History in the Making

Pelting rain in Toronto this morning, the day after Nick Taylor’s dramatic, historic victory at the RBC Canadian Open up at Oakdale. Took the dogs out on my golf course this morning, not a body to be seen except for a few workers getting drenched. Even the dogs seemed to be saying, “Really? Do we have to be out here?”

No golf today, quite probably. Almost as if the golfing gods were telling us fanatics to take the day off, to give nature and our golf courses a rest, to maybe appreciate Taylor’s achievement and the long road he travelled to get there. At 35, he’s been at this for a long, long time, and now that’s he’s a certified winner on the PGA Tour, he must also know the window to win more isn’t that large.

For Canadian golf, it was a seminal moment. Brooke Henderson did it first back in 2018, winning the women’s CP event to end a 45-year drought, but the dramatic way in which Taylor did it, and the fact it happened in media-heavy Toronto rather than Regina, and the fact he did it in a playoff with a 72-foot eagle putt, all seemed to conspire to make his achievement bigger than Brooke’s. Which is kind of unfair. But that’s also sports.

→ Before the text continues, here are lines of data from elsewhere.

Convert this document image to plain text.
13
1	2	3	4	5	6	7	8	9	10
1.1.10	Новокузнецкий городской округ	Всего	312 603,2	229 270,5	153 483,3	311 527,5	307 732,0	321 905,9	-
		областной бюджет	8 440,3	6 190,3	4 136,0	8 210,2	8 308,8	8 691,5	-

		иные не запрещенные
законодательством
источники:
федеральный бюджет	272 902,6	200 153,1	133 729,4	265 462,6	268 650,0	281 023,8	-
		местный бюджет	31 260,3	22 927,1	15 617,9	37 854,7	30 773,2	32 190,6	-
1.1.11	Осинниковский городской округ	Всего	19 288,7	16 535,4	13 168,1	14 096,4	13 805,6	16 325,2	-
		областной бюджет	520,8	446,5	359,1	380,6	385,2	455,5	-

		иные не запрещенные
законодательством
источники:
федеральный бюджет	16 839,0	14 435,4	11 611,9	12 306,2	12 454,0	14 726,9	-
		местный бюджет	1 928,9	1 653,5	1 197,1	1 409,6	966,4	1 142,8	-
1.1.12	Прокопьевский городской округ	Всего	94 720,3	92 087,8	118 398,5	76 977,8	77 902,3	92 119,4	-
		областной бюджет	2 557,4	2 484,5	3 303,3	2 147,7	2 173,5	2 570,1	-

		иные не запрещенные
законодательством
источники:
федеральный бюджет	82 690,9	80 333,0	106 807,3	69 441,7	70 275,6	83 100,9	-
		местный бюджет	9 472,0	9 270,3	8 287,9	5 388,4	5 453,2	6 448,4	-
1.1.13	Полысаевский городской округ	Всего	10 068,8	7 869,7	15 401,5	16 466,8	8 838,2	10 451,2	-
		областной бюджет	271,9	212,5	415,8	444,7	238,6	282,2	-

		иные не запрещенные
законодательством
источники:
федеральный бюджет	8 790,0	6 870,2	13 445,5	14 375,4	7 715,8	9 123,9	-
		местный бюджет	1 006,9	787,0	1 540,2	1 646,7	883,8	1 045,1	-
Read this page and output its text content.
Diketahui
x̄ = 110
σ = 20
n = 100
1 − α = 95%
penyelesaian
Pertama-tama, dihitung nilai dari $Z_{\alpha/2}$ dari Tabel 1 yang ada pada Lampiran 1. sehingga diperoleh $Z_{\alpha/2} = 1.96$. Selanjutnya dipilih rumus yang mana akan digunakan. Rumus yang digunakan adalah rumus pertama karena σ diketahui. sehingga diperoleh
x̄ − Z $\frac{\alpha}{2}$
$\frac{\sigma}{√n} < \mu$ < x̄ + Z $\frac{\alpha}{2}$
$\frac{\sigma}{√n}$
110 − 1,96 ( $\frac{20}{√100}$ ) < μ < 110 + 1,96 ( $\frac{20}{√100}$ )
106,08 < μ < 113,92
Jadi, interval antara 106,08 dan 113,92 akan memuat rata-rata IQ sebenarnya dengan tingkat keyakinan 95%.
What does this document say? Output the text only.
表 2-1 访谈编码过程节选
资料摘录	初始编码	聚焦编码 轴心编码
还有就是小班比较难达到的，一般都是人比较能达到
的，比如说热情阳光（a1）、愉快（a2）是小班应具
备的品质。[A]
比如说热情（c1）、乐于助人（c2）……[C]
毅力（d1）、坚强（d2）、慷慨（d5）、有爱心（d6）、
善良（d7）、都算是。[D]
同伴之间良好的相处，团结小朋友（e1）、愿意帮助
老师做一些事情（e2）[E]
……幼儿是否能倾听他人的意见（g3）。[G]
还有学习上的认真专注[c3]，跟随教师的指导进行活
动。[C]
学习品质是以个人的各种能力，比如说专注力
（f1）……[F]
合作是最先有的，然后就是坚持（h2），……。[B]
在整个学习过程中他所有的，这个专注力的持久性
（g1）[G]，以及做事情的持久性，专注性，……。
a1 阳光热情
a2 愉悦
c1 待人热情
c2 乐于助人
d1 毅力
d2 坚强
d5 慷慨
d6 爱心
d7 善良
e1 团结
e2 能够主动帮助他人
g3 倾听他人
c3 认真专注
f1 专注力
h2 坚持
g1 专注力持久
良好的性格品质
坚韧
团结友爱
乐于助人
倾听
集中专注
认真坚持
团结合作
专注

As far as Taylor’s triumph over Tommy Fleetwood, it could be argued Fleetwood gave it away as much as Taylor one it. Fleetwood had gone birdie, birdie and birdie on No. 18 on the first three days of the competition, and the hole - with a tee shot shorter than the second shot because of the strategically positioned tee deck - had been susceptible to eagles and birdies all week. But sports come with pressures, and even great players get tight. Fleetwood had won six times on the Euro tour, but never on the PGA Tour. He was facing demons of his own, and he totally botched the 18th with victory in his grasp. A iron of the tee, too short and in the right rough. A layoff that also landed in the rough, and in terrible lie with the ball below his feet. A third shot just to get on the green. Finally, a par, to set up the playoff with Taylor. Fleetwood will be thinking about the way he played the 72nd hole today as much as Taylor’s incredible long-distance putt to win the tournament.

I saw the final hole in a house full of folks who had just completed the Ride to Conquer Cancer. The reaction to the winning putt was utter elation and joy. The juxtaposition of those feelings, the thrill of athletic victory alongside an athletic endeavour designed to remember all the family members and friends lost to cancer, was intense and emotional.

It was a little like being with friends in PEI back in ‘21 when the Canadian national women’s soccer team won Olympic gold. Just makes it a little more memorable, a little more like one has witnessed dramatic history-in-the-making.

No wonder we need a day off. Thanks rain.